Marina Silva e a arte do tiro no pé

Dentre as milhares de mudanças partidárias no Brasil, a que mais chamou a atenção, sem sombra de dúvidas, foi a ida da ex-senadora Marina Silva para o PSB, partido do governador de Pernambuco Eduardo Campos, visto como “terceira via” para a corrida eleitoral brasileira.

Nos últimos meses, Marina ganhou notoriedade ao pregar a criação de um novo partido, a Rede Sustentabilidade, que, de acordo com sua elaborada estratégia de marketing, seria diferente de todas as outras legendas existentes no país. Para isso, amealhou uma série de simpatizantes e “pré-filiados” que lutaram para arrecadar as quase 500 mil assinaturas necessárias em ao menos nove estados diferentes para que o Tribunal Superior Eleitoral pudesse homologar a criação do que seria o 33º partido do Brasil.

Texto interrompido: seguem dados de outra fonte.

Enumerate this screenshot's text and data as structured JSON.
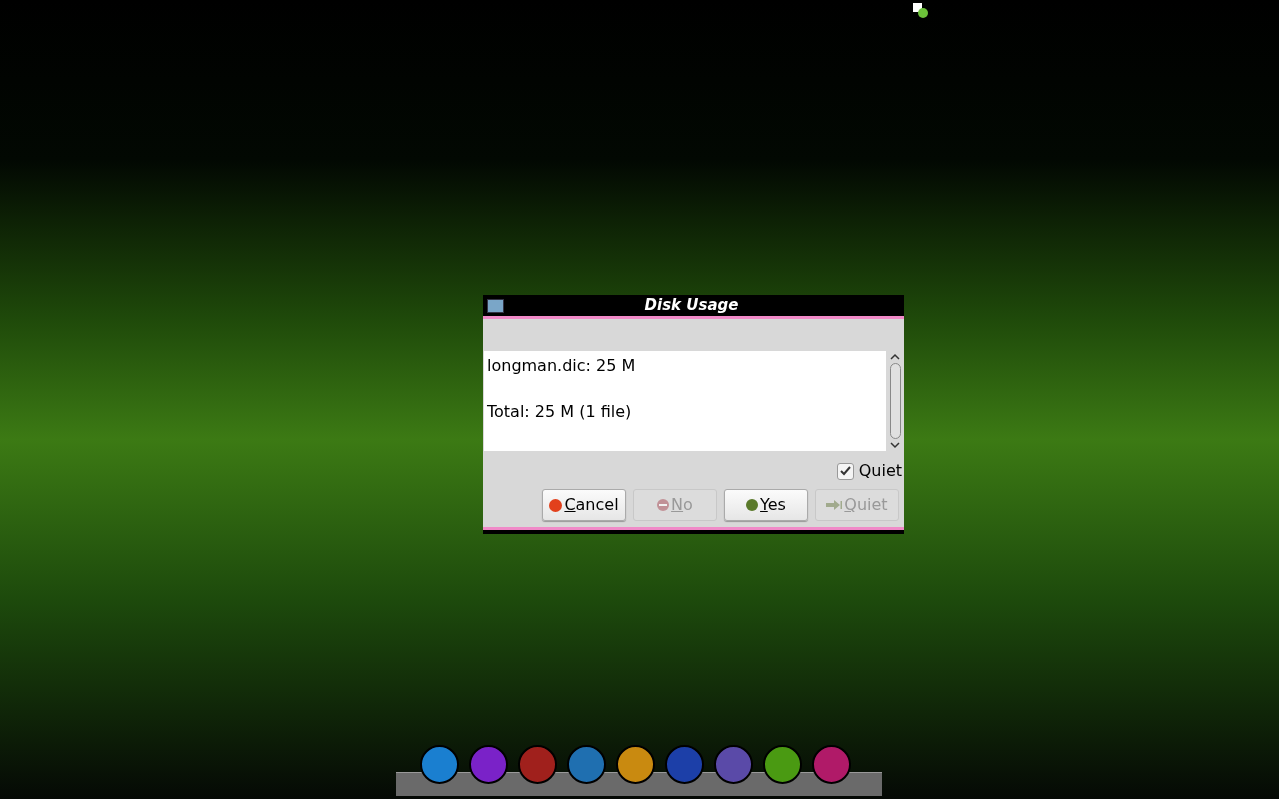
{
  "dialog": {
    "title": "Disk Usage",
    "lines": [
      "longman.dic: 25 M",
      "Total: 25 M (1 file)"
    ],
    "checkbox": {
      "label": "Quiet",
      "checked": true
    },
    "buttons": [
      {
        "label": "Cancel",
        "kind": "cancel",
        "disabled": false
      },
      {
        "label": "No",
        "kind": "no",
        "disabled": true
      },
      {
        "label": "Yes",
        "kind": "yes",
        "disabled": false
      },
      {
        "label": "Quiet",
        "kind": "quiet",
        "disabled": true
      }
    ]
  },
  "dock": {
    "items": [
      {
        "color": "#1a7fd0"
      },
      {
        "color": "#7a22c8"
      },
      {
        "color": "#a0201c"
      },
      {
        "color": "#1f6fb0"
      },
      {
        "color": "#c98a10"
      },
      {
        "color": "#1c3fa8"
      },
      {
        "color": "#5a4aa8"
      },
      {
        "color": "#4a9a12"
      },
      {
        "color": "#b01a68"
      }
    ]
  }
}
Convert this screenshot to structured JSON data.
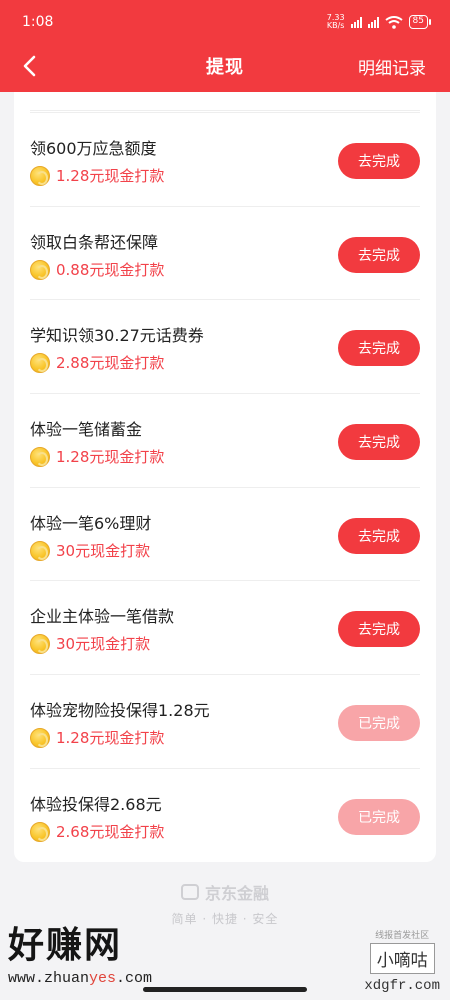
{
  "status": {
    "time": "1:08",
    "speed": "7.33\nKB/s",
    "battery": "85"
  },
  "nav": {
    "title": "提现",
    "right": "明细记录"
  },
  "tasks": [
    {
      "title": "领600万应急额度",
      "reward": "1.28元现金打款",
      "button": "去完成",
      "done": false
    },
    {
      "title": "领取白条帮还保障",
      "reward": "0.88元现金打款",
      "button": "去完成",
      "done": false
    },
    {
      "title": "学知识领30.27元话费券",
      "reward": "2.88元现金打款",
      "button": "去完成",
      "done": false
    },
    {
      "title": "体验一笔储蓄金",
      "reward": "1.28元现金打款",
      "button": "去完成",
      "done": false
    },
    {
      "title": "体验一笔6%理财",
      "reward": "30元现金打款",
      "button": "去完成",
      "done": false
    },
    {
      "title": "企业主体验一笔借款",
      "reward": "30元现金打款",
      "button": "去完成",
      "done": false
    },
    {
      "title": "体验宠物险投保得1.28元",
      "reward": "1.28元现金打款",
      "button": "已完成",
      "done": true
    },
    {
      "title": "体验投保得2.68元",
      "reward": "2.68元现金打款",
      "button": "已完成",
      "done": true
    }
  ],
  "footer": {
    "brand": "京东金融",
    "slogan": "简单 · 快捷 · 安全"
  },
  "watermark": {
    "left_big": "好赚网",
    "left_url_a": "www.zhuan",
    "left_url_b": "yes",
    "left_url_c": ".com",
    "right_small": "线报首发社区",
    "right_cn": "小嘀咕",
    "right_site": "xdgfr.com"
  },
  "colors": {
    "primary": "#f23a3f",
    "done": "#f8a5a8",
    "reward": "#f2424a"
  }
}
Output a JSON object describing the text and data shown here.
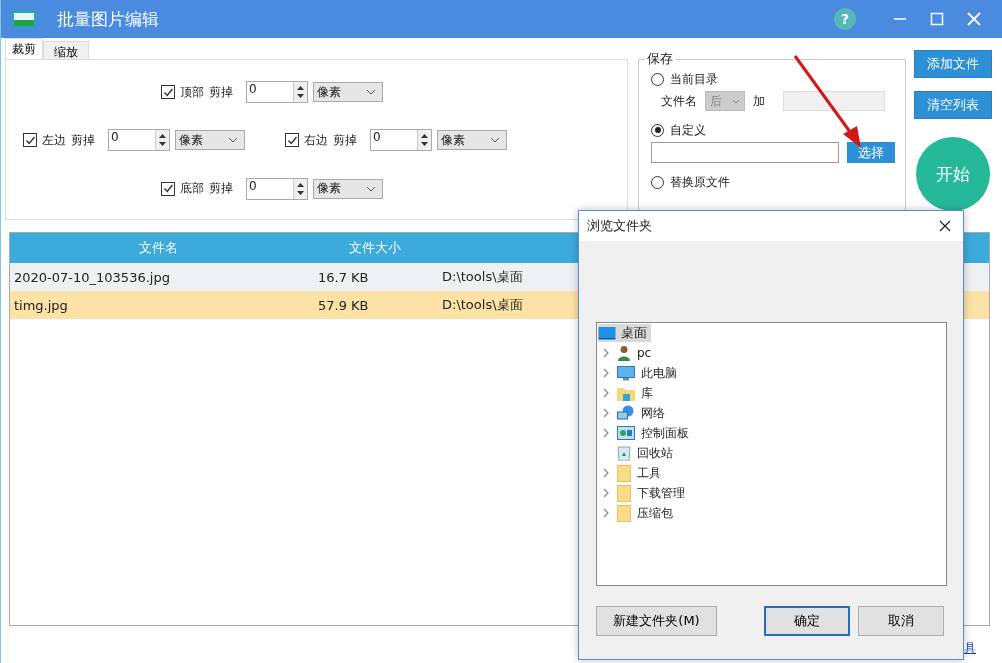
{
  "window": {
    "title": "批量图片编辑",
    "help": "?"
  },
  "tabs": [
    {
      "label": "裁剪",
      "selected": true
    },
    {
      "label": "缩放",
      "selected": false
    }
  ],
  "crop_rows": [
    {
      "kind": "top",
      "label": "顶部",
      "action": "剪掉",
      "checked": true,
      "value": "0",
      "unit": "像素"
    },
    {
      "kind": "left",
      "label": "左边",
      "action": "剪掉",
      "checked": true,
      "value": "0",
      "unit": "像素"
    },
    {
      "kind": "right",
      "label": "右边",
      "action": "剪掉",
      "checked": true,
      "value": "0",
      "unit": "像素"
    },
    {
      "kind": "bottom",
      "label": "底部",
      "action": "剪掉",
      "checked": true,
      "value": "0",
      "unit": "像素"
    }
  ],
  "save": {
    "title": "保存",
    "options": [
      {
        "label": "当前目录",
        "selected": false
      },
      {
        "label": "自定义",
        "selected": true
      },
      {
        "label": "替换原文件",
        "selected": false
      }
    ],
    "filename_label": "文件名",
    "position_select": "后",
    "add_label": "加",
    "choose_button": "选择"
  },
  "buttons": {
    "add_files": "添加文件",
    "clear_list": "清空列表",
    "start": "开始"
  },
  "table": {
    "columns": [
      "文件名",
      "文件大小"
    ],
    "rows": [
      {
        "name": "2020-07-10_103536.jpg",
        "size": "16.7 KB",
        "path": "D:\\tools\\桌面",
        "selected": false
      },
      {
        "name": "timg.jpg",
        "size": "57.9 KB",
        "path": "D:\\tools\\桌面",
        "selected": true
      }
    ]
  },
  "link": "具",
  "dialog": {
    "title": "浏览文件夹",
    "tree": {
      "label": "桌面",
      "selected": true,
      "children": [
        {
          "label": "pc",
          "kind": "user",
          "expandable": true
        },
        {
          "label": "此电脑",
          "kind": "computer",
          "expandable": true
        },
        {
          "label": "库",
          "kind": "library",
          "expandable": true
        },
        {
          "label": "网络",
          "kind": "network",
          "expandable": true
        },
        {
          "label": "控制面板",
          "kind": "control-panel",
          "expandable": true
        },
        {
          "label": "回收站",
          "kind": "recycle-bin",
          "expandable": false
        },
        {
          "label": "工具",
          "kind": "folder",
          "expandable": true
        },
        {
          "label": "下载管理",
          "kind": "folder",
          "expandable": true
        },
        {
          "label": "压缩包",
          "kind": "folder",
          "expandable": true
        }
      ]
    },
    "buttons": [
      {
        "label": "新建文件夹(M)",
        "kind": "new"
      },
      {
        "label": "确定",
        "kind": "ok"
      },
      {
        "label": "取消",
        "kind": "cancel"
      }
    ]
  }
}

Apesar de ter ganho a simpatia de parte do eleitorado (cerca de 18%, índice similar ao de sua votação nas Eleições 2010), a Rede ficou devendo cerca de 50 mil assinaturas, todas elas rejeitadas pelos cartórios eleitorais. Sem saída, restou a Marina Silva ignorar a fala de que os partidos existentes não prestavam ao se filiar a um deles, o PSB que tenta emplacar o pernambucano como candidato, mas encontra resistência nas regiões Sul, Sudeste e Norte do Brasil.

A medida, vista em um primeiro momento como fortalecimento ante a bipolaridade partidária brasileira, ainda não pôde ser refletida no eleitorado, até porque ainda não foram realizadas as primeiras pesquisas eleitorais sob o novo cenário mas já trouxe questionamentos. O principal deles era se os “sonháticos”, nome que Marina Silva usou para batizar seus apoiadores, não seriam mero instrumento catalisador do projeto pessoal da ex-senadora em se tornar presidente da república. Afinal, se nenhum partido servia, porque o PSB serve agora? E mais: no ano que vem, se o partido for aprovado, ela dará as costas para a nova casa?

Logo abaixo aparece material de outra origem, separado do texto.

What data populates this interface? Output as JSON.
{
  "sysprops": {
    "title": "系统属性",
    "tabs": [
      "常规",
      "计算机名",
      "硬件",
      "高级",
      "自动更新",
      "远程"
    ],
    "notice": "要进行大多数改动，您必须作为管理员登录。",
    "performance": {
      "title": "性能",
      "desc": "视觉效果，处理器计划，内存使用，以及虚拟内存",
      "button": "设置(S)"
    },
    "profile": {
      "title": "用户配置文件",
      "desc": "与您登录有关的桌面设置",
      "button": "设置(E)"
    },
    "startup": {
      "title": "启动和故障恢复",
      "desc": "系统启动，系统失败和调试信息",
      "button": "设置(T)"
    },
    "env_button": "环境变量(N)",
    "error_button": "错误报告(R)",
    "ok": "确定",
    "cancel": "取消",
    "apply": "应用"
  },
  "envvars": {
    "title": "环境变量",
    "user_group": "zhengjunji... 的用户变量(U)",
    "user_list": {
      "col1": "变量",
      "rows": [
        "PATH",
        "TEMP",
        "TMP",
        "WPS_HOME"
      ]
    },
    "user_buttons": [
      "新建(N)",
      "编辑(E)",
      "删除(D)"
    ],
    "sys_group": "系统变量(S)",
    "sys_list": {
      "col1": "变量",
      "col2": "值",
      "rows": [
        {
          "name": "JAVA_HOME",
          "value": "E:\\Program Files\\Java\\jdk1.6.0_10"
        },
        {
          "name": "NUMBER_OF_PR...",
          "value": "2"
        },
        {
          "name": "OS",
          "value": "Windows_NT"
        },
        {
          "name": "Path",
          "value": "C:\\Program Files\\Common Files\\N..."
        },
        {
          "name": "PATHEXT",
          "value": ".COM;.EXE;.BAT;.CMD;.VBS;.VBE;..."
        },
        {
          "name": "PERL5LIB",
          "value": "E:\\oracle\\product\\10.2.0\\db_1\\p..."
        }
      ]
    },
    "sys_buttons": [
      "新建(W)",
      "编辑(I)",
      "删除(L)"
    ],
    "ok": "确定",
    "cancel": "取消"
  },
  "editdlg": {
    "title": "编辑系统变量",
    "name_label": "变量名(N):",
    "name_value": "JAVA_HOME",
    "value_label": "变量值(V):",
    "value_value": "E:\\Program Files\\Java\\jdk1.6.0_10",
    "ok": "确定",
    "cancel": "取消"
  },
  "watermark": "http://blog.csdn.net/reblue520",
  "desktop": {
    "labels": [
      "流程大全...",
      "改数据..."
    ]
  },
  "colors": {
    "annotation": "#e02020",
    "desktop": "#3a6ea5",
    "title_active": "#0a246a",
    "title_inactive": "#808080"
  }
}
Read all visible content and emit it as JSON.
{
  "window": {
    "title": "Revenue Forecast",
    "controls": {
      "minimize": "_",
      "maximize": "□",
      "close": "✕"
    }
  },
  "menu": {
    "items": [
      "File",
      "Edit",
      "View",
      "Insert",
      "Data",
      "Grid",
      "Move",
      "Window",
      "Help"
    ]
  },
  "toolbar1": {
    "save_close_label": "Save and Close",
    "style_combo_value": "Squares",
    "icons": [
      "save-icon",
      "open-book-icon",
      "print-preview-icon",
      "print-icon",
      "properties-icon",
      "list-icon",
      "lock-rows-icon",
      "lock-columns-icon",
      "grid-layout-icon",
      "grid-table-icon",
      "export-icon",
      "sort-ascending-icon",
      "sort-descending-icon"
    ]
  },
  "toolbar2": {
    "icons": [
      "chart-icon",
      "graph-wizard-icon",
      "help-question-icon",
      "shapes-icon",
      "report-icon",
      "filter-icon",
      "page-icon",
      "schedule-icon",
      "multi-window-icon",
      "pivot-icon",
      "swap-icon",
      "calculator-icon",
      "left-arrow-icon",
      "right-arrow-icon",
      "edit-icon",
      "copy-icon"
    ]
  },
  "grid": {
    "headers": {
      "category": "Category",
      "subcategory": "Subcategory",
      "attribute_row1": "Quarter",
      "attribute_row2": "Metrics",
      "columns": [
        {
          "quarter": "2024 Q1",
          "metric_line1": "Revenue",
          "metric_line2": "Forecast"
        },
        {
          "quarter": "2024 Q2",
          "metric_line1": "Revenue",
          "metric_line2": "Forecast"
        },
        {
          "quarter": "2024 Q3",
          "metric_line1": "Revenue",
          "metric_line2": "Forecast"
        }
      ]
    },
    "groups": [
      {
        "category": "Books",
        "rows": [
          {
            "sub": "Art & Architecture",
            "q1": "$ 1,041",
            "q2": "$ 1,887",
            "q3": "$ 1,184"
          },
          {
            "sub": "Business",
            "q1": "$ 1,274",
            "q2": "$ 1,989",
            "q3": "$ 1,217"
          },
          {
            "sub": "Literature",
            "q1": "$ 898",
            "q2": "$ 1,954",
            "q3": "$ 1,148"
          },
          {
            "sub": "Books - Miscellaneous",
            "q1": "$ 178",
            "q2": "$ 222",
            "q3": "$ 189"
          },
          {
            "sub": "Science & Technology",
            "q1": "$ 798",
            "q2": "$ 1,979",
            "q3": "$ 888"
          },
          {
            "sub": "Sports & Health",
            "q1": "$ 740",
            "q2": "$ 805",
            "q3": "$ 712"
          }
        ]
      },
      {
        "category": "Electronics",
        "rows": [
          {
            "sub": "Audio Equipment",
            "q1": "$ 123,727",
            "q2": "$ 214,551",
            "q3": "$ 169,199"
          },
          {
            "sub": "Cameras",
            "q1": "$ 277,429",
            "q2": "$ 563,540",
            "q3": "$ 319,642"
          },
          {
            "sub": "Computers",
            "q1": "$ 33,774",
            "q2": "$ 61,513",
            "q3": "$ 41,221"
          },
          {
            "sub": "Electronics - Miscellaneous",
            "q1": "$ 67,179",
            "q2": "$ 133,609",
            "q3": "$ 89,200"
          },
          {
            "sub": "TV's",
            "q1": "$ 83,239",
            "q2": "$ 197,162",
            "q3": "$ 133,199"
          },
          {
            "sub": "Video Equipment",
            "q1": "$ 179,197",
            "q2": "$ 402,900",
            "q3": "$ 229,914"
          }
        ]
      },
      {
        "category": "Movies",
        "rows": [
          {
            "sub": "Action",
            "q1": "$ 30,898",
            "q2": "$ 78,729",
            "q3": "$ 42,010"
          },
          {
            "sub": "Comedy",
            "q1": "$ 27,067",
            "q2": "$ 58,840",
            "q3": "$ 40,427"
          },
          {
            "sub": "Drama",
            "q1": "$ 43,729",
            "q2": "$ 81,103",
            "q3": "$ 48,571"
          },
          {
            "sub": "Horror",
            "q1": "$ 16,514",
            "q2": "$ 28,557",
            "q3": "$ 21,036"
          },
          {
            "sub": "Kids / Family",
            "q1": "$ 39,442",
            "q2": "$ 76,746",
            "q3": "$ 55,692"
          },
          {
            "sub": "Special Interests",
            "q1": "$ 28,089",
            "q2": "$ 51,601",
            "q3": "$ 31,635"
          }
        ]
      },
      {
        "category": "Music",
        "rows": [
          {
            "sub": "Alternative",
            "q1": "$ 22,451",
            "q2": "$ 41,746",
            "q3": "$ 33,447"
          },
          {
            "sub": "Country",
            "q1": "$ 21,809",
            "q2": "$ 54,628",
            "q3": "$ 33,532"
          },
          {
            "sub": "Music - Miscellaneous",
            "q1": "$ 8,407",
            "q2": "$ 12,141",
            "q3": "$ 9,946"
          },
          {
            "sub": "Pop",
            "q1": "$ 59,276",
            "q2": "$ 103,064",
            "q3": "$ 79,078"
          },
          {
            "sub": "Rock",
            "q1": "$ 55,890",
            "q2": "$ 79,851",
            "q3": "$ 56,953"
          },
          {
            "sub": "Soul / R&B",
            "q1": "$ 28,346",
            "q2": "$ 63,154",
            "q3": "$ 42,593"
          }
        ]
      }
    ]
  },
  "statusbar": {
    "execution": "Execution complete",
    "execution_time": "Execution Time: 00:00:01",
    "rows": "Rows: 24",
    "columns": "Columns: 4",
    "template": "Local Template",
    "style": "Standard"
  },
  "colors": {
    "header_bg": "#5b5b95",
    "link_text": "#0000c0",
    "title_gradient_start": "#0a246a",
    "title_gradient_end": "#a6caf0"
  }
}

Além disso, Marina Silva agora adota um discurso idêntico aos da frágil oposição brasileira, que é o do antipetismo sem mostra de um projeto diferente para o Brasil, argumento que o PSDB tem usado há mais de uma década sem sucesso. Ou seja: as diferenças tão apregoadas por ela mesma durante a campanha para a montagem da Rede talvez não sejam tão diferentes assim, ainda mais ao lembrarmos que ambos fizeram parte do governo Lula, Campos como ministro do Planejamento e Marina como ministra do Meio-Ambiente. O próprio PSB tinha ministérios sob sua gestão até 15 dias atrás.

Além disso, Eduardo Campos está longe de ser considerado “ilibado”. Muito pelo contrário, já teve seu nome envolvido em escândalos como o dos precatórios, quando era secretário da Fazenda de seu estado durante uma das gestões de seu avô, Miguel Arraes, e, atualmente, está sendo investigado por superfaturamento e favorecimento a uma empresa parceira em contratos da Educação.

Desta feita, não é exagero dizer que fora a questão da legenda e dos titulares de pasta, haverá pouca (ou nenhuma) diferença em relação ao governo que aí está, enterrando de vez o discurso de algo diferente em relação ao status quo atual. Teria Marina Silva dado um tiro no pé que ricocheteou no peito do sonho da Rede? Só o tempo dirá.